Ars chats with Precision, the brain-chip maker taking the road less invasive

Precision’s Layer 7 Cortical Interface array.
Enlarge / Precision’s Layer 7 Cortical Interface array.

Work toward brain-computer interfaces has never been more charged. Though neuroscientists have toiled for decades to tap directly into human thoughts, recent advances have the field buzzing with anticipation—and the involvement of one polarizing billionaire has drawn a new level of attention.

With competition amping up in this space, Ars spoke with Ben Rapoport, who is a neurosurgeon, electrical engineer, and co-founder of the brain-computer interface (BCI) company Precision Neuroscience. Precision is at the forefront of the field, having placed its BCI on the brains of 14 human patients so far, with two more scheduled this month. Rapoport says he hopes to at least double that number of human participants by the end of this year. In fact, the 3-year-old company expects to have its first BCI on the market next year.

In addition to the swift progress, Precision is notable for its divergence from its competitor’s strategies, namely Neuralink, the most high-profile BCI company and headed by Elon Musk. In 2016, Rapoport co-founded Neuralink alongside Musk and other scientists. But he didn’t stay long and went on to co-found Precision in 2021. In previous interviews, Rapoport suggested his split from Neuralink related to the issues of safety and invasiveness of the BCI design. While Neuralink’s device is going deeper into the brain—trying to eavesdrop on neuron signals with electrodes at close range to decode thoughts and intended motions and speech—Precision is staying at the surface, where there is little to no risk of damaging brain tissue.

Shallow signals

“It used to be thought that you needed to put needle-like electrodes into the brain surface in order to listen to signals of adequate quality,” Rapoport told Ars. Early BCIs developed decades ago used electrode arrays with tiny needles that sink up to 1.5 millimeters into brain tissue. Competitors such as Blackrock Neurotech and Paradromics are still developing such designs. (Another competitor, Synchron, is developing a stent-like device threaded into a major blood vessel in the brain.) Meanwhile, Neuralink is going deeper, using a robot to surgically implant electrodes into brain tissue, reportedly between 3 mm and 8 mm deep.

However, Rapoport eschews this approach. Anytime something essentially cuts into the brain, there’s damage, he notes.
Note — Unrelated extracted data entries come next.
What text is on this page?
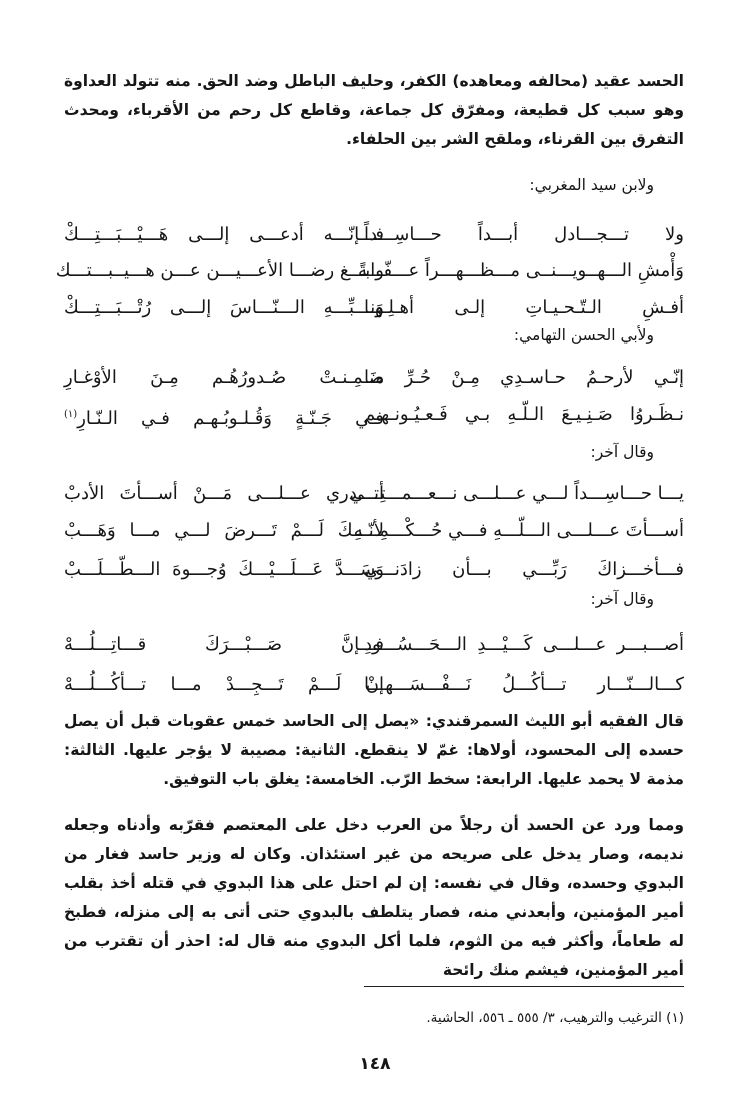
الحسد عقيد (محالفه ومعاهده) الكفر، وحليف الباطل وضد الحق. منه تتولد العداوة وهو سبب كل قطيعة، ومفرّق كل جماعة، وقاطع كل رحم من الأقرباء، ومحدث التفرق بين القرناء، وملقح الشر بين الحلفاء.
ولابن سيد المغربي:
ولا تـــجـــادل أبـــداً حـــاسِـــداً
فـــإنّـــه أدعـــى إلـــى هَـــيْـــبَـــتِـــكْ
وَأْمشِ الـــهــويـــنــى مـــظـــهـــراً عـــفّـــةً
وابـــغ رضـــا الأعـــيـــن عـــن هـــيــبـــتـــك
أفـشِ الـتّـحـيـاتِ إلـى أهـلِـهـا
وَنـــبِّـــهِ الـــنّـــاسَ إلـــى رُتْـــبَـــتِـــكْ
ولأبي الحسن التهامي:
إنّـي لأرحـمُ حـاسـدِي مِـنْ حُـرِّ مـا
ضَـمِـنـتْ صُـدورُهُـم مِـنَ الأوْغـارِ
نـظَـروُا صَـنِـيـعَ الـلّـهِ بـي فَـعـيُـونـهـم
فـي جَـنّـةٍ وَقُـلـوبُـهـم فـي الـنّـارِ$^{(١)}$
وقال آخر:
يـــا حـــاسِـــداً لـــي عـــلـــى نـــعـــمـــتِـــي
أتـــدري عـــلـــى مَـــنْ أســـأتَ الأدبْ
أســـأتَ عـــلـــى الـــلّـــهِ فـــي حُـــكْـــمِـــهِ
لأنّـــكَ لَـــمْ تَـــرضَ لـــي مـــا وَهَـــبْ
فـــأخـــزاكَ رَبِّـــي بـــأن زادَنـــي
وَسَـــدَّ عَـــلَـــيْـــكَ وُجـــوهَ الـــطّـــلَـــبْ
وقال آخر:
أصـــبـــر عـــلـــى كَـــيْـــدِ الـــحَـــسُـــودِ
فـــإنَّ صَـــبْـــرَكَ قـــاتِـــلُـــهْ
كـــالـــنّـــار تـــأكُـــلُ نَـــفْـــسَـــهـــا
إنْ لَـــمْ تَـــجِـــدْ مـــا تـــأكُـــلُـــهْ
قال الفقيه أبو الليث السمرقندي: «يصل إلى الحاسد خمس عقوبات قبل أن يصل حسده إلى المحسود، أولاها: غمّ لا ينقطع. الثانية: مصيبة لا يؤجر عليها. الثالثة: مذمة لا يحمد عليها. الرابعة: سخط الرّب. الخامسة: يغلق باب التوفيق.
ومما ورد عن الحسد أن رجلاً من العرب دخل على المعتصم فقرّبه وأدناه وجعله نديمه، وصار يدخل على صريحه من غير استئذان. وكان له وزير حاسد فغار من البدوي وحسده، وقال في نفسه: إن لم احتل على هذا البدوي في قتله أخذ بقلب أمير المؤمنين، وأبعدني منه، فصار يتلطف بالبدوي حتى أتى به إلى منزله، فطبخ له طعاماً، وأكثر فيه من الثوم، فلما أكل البدوي منه قال له: احذر أن تقترب من أمير المؤمنين، فيشم منك رائحة
(١) الترغيب والترهيب، ٣/ ٥٥٥ ـ ٥٥٦، الحاشية.
١٤٨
Scar tissue and fibrous tissue can form—which is bad for the patient and the BCI’s functioning. “So, there’s not infinite scalability [to such designs],” Rapoport notes, “because when you try to scale that up to making lots of little penetrations into the brain, at some point you can run into a limitation to how many times you can penetrate the brain without causing irreversible and undetectable damage.”
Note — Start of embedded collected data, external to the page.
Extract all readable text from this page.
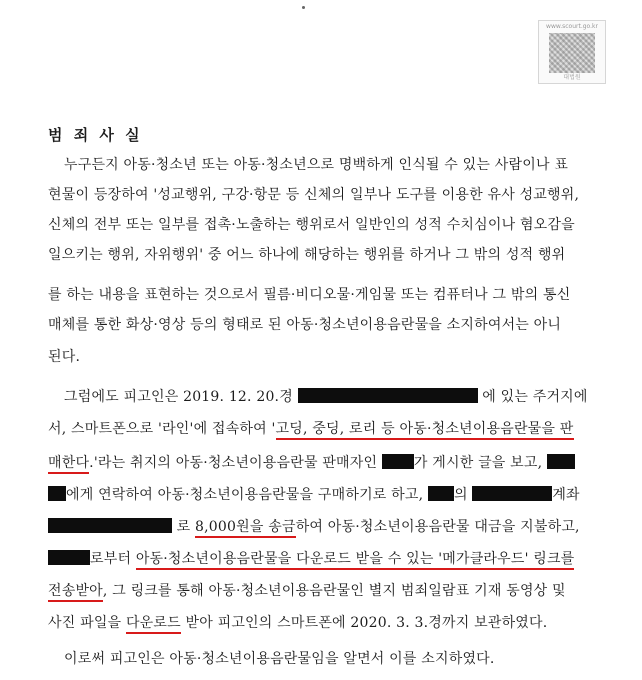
www.scourt.go.kr
대법원
범 죄 사 실
누구든지 아동·청소년 또는 아동·청소년으로 명백하게 인식될 수 있는 사람이나 표
현물이 등장하여 '성교행위, 구강·항문 등 신체의 일부나 도구를 이용한 유사 성교행위,
신체의 전부 또는 일부를 접촉·노출하는 행위로서 일반인의 성적 수치심이나 혐오감을
일으키는 행위, 자위행위' 중 어느 하나에 해당하는 행위를 하거나 그 밖의 성적 행위
를 하는 내용을 표현하는 것으로서 필름·비디오물·게임물 또는 컴퓨터나 그 밖의 통신
매체를 통한 화상·영상 등의 형태로 된 아동·청소년이용음란물을 소지하여서는 아니
된다.
그럼에도 피고인은 2019. 12. 20.경	에 있는 주거지에
서, 스마트폰으로 '라인'에 접속하여 '고딩, 중딩, 로리 등 아동·청소년이용음란물을 판
매한다.'라는 취지의 아동·청소년이용음란물 판매자인	가 게시한 글을 보고,
에게 연락하여 아동·청소년이용음란물을 구매하기로 하고, 의	계좌
로 8,000원을 송금하여 아동·청소년이용음란물 대금을 지불하고,
로부터 아동·청소년이용음란물을 다운로드 받을 수 있는 '메가클라우드' 링크를
전송받아, 그 링크를 통해 아동·청소년이용음란물인 별지 범죄일람표 기재 동영상 및
사진 파일을 다운로드 받아 피고인의 스마트폰에 2020. 3. 3.경까지 보관하였다.
이로써 피고인은 아동·청소년이용음란물임을 알면서 이를 소지하였다.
Further, he says, penetrating the brain is just unnecessary. Rapoport says there is no fundamental data that suggests that penetration is necessary for BCIs advances. Rather, the idea was based on the state of knowledge and technology from decades ago. “It was just that it was an accident that that’s how the field got started,” he said. But, since the 1970s, when centimeter-scale electrodes were first being used to capture brain activity, the technology has advanced from the macroscopic to microscopic range, creating more powerful devices.

“All of conscious thought—movement, sensation, intention, vision, etc.—all of that is coordinated at the level of the neocortex, which is the outermost two millimeters of the brain,” Rapoport said. “So, everything, all of the signals of interest—the cognitive processing signals that are interesting to the brain-computer interface world—that’s all happening within millimeters of the brain surface … we’re talking about very small spatial scales.” With the more potent technology of today, Precision thinks it can collect the data it needs without physically traversing those tiny distances.